TGF-β phospho antibody array identifies altered SMAD2, PI3K/AKT/SMAD, and RAC signaling contribute to the pathogenesis of myxomatous mitral valve disease

Andrew J McNair; Greg R Markby; Qiyu Tang; Vicky E MacRae; Brendan M Corcoran

doi:10.3389/fvets.2023.1202001

TGF-β phospho antibody array identifies altered SMAD2, PI3K/AKT/SMAD, and RAC signaling contribute to the pathogenesis of myxomatous mitral valve disease

Front Vet Sci. 2023 Oct 16:10:1202001. doi: 10.3389/fvets.2023.1202001. eCollection 2023.

Authors

Andrew J McNair^#¹, Greg R Markby^#¹, Qiyu Tang¹, Vicky E MacRae¹, Brendan M Corcoran^{1

2}

Affiliations

¹ The Roslin Institute, The University of Edinburgh, Easterbush Veterinary Centre, Roslin, United Kingdom.
² Royal (Dick) School of Veterinary Studies, The University of Edinburgh, Easterbush Veterinary Centre, Roslin, United Kingdom.

^# Contributed equally.

Abstract

Background: TGFβ signaling appears to contribute to the pathogenesis of myxomatous mitral valve disease (MMVD) in both dogs and humans. However, little is known about the extent of the downstream signaling changes that will then affect cell phenotype and function in both species.
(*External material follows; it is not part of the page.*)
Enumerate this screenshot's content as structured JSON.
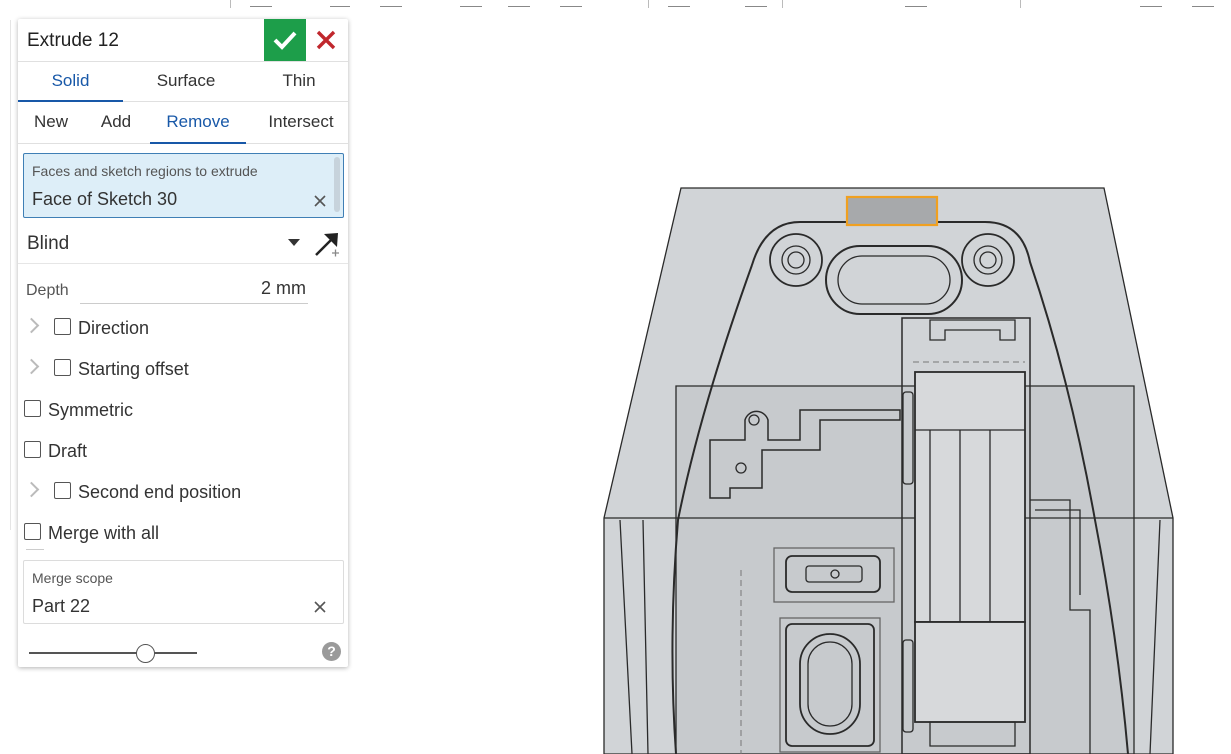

Objective: Identify changes in downstream signals in the TGFβ pathway in canine MMVD and examine the effects of antagonism of one significant signal (SMAD2 was selected).

Materials and methods: Canine cultures of normal quiescent valve interstitial cells (qVICs) and disease-derived activated myofibroblasts (aVICs) (n = 6) were examined for TGFβ signaling protein expression using a commercial antibody array. Significant changes were confirmed, and additional proteins of interest downstream in the TGFβ signaling pathway and markers of cell phenotype were examined (PRAS40, S6K, elF4E IRS-1, αSMA, and VIM), using protein immunoblotting. RT-PCR examined expression of gene markers of VIC activation (ACTA2, TAGLN, and MYH10; encoding the proteins αSMA, SM22, and Smemb, respectively). Attenuation of pSMAD2 in aVICs was examined using a combination of RNA interference technology (siRNA) and the SMAD7 (antagonizes SMAD2) agonist asiaticoside.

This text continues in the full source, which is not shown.